Business Combinations
When we acquire businesses, we apply the acquisition method of accounting and recognize the identifiable assets acquired, the liabilities assumed, and any noncontrolling interests in an acquiree at their fair values on the acquisition date, which requires significant estimates and assumptions. Goodwill is measured as the excess of the fair value of the consideration transferred over the net of the acquisition date fair values of the identifiable assets acquired and liabilities assumed. The acquisition method requires us to record provisional amounts for any items for which the accounting is not complete at the end of a reporting period. We must complete the accounting during the measurement period, which cannot exceed one year. Adjustments made during the measurement period could have a material impact on our financial condition and results of operations.
We typically measure customer relationships and other intangible assets using an income approach. Significant estimates and assumptions used in this approach include discount rates and certain assumptions that form the basis of the forecasted cash flows expected to be generated from the asset (e.g., future revenue growth rates and EBITDA margins). If the subsequent actual results and updated projections of the underlying business activity change compared with the assumptions and projections used to develop these values, we could record impairment charges. In addition, we have estimated the economic lives of certain acquired tangible and intangible assets and these lives are used to calculate depreciation and amortization expense. If our estimates of the economic lives change, depreciation or amortization expenses could increase or decrease, or the acquired asset could be impaired.

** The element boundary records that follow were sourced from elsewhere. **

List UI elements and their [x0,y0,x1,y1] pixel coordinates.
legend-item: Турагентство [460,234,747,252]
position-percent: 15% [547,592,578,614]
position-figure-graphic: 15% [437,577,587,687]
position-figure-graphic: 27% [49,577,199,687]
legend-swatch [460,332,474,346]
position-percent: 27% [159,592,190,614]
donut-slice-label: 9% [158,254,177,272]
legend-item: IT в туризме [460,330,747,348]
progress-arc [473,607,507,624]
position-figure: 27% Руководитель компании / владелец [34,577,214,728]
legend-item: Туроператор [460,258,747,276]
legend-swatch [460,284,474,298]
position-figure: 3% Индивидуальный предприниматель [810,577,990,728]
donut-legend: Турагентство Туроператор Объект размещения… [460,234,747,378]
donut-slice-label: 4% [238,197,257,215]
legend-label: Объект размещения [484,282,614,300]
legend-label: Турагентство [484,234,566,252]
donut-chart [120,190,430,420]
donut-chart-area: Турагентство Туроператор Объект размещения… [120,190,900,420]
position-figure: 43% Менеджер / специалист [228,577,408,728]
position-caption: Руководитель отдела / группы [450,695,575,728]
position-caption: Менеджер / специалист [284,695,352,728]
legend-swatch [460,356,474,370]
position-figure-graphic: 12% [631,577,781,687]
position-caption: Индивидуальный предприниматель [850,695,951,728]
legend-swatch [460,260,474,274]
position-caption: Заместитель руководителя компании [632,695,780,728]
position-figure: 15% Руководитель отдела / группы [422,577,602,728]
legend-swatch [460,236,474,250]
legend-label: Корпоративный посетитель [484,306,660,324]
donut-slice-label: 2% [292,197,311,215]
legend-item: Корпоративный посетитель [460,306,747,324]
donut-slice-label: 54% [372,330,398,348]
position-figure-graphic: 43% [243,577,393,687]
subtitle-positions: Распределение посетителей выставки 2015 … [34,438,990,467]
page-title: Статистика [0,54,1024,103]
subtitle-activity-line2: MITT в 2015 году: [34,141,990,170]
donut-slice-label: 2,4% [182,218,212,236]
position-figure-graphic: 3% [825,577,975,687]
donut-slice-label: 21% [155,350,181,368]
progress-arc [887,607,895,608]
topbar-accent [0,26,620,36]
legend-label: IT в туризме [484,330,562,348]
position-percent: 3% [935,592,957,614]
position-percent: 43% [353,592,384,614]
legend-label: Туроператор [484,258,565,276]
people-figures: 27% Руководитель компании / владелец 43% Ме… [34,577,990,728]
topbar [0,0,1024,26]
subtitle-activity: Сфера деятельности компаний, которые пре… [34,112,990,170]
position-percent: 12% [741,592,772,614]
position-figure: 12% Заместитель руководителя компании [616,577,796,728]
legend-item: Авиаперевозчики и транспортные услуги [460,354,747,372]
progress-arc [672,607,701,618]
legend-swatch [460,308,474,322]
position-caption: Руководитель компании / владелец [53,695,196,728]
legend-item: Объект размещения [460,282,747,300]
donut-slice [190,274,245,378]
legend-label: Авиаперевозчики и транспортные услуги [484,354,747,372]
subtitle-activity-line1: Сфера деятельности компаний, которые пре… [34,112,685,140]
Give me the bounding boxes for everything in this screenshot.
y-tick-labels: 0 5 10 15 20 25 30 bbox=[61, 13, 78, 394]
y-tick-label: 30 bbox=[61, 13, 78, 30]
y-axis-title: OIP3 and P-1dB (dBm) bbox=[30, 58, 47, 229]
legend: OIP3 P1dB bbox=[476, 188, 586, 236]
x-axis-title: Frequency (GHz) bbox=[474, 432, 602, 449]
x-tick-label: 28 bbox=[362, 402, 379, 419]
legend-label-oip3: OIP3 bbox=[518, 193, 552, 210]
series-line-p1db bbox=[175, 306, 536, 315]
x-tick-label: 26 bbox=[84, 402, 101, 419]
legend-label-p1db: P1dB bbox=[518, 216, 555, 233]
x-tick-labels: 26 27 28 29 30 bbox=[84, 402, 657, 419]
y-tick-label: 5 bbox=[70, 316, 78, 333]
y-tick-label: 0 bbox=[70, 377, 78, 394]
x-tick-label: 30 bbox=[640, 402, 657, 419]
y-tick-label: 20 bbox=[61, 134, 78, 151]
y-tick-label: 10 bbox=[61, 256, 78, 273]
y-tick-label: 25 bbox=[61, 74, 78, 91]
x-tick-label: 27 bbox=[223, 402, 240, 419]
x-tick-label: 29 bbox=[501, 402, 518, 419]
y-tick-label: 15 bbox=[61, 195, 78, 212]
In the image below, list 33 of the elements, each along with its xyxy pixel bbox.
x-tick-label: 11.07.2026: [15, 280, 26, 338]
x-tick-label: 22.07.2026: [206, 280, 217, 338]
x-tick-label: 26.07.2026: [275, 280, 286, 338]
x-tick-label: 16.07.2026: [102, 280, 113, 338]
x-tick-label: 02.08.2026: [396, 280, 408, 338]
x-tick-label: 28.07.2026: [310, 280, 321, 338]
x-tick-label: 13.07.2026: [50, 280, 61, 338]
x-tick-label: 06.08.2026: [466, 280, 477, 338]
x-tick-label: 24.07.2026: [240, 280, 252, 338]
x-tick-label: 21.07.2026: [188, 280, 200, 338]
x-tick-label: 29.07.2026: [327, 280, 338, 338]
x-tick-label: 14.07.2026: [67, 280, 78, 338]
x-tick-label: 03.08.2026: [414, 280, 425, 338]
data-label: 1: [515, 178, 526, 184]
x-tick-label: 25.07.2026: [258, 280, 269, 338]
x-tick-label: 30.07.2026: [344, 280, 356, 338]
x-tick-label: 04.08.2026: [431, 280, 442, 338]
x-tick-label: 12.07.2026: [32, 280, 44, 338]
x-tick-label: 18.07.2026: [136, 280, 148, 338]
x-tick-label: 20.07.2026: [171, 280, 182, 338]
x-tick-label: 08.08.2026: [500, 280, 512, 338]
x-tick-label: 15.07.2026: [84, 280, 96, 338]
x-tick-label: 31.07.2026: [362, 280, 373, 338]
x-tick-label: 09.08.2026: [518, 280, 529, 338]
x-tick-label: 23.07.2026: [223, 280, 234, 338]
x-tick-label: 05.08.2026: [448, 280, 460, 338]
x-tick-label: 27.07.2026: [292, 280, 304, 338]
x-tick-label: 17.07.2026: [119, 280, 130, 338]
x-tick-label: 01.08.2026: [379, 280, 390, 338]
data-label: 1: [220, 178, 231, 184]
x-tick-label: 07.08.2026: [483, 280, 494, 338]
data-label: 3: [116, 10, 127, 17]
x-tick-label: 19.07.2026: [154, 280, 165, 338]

Legal and Asbestos Liabilities
We accrue for potential losses related to legal disputes, litigation, asbestos liability, and regulatory matters when it is probable (the future event or events are likely to occur) that we have incurred a loss and the amount of the loss can be reasonably estimated.
To calculate our asbestos-related product liability, we estimate potential losses relating to pending claims and also estimate the likelihood of additional, similar claims being filed against us in the future. To estimate potential losses on claims that could be filed in the future, we consider claims pending against us, claim filing rates, the number of codefendants and the extent to which they share in settlements, and the amount of loss by claim type. The estimated losses for pending and potential future claims and related adjustments, are calculated on a discounted basis using risk-free interest rates derived from market data about monetary assets with maturities comparable to those of the projected asbestos liability. We use an actuarial specialist to assist with measuring our asbestos liability.
While we believe our legal and asbestos liability estimates are reasonable in light of all available information, if one or more legal claims were to greatly exceed our estimates, our results of operations and cash flows could be materially and adversely affected. Refer to the Commitments and Contingencies Footnote of the Notes to Consolidated Financial Statements for additional information regarding our asbestos-related product liability.
RECENT ACCOUNTING PRONOUNCEMENTS
Refer to the Summary of Significant Accounting Policies Footnote in the Notes to Consolidated Financial Statements for information on recent accounting pronouncements.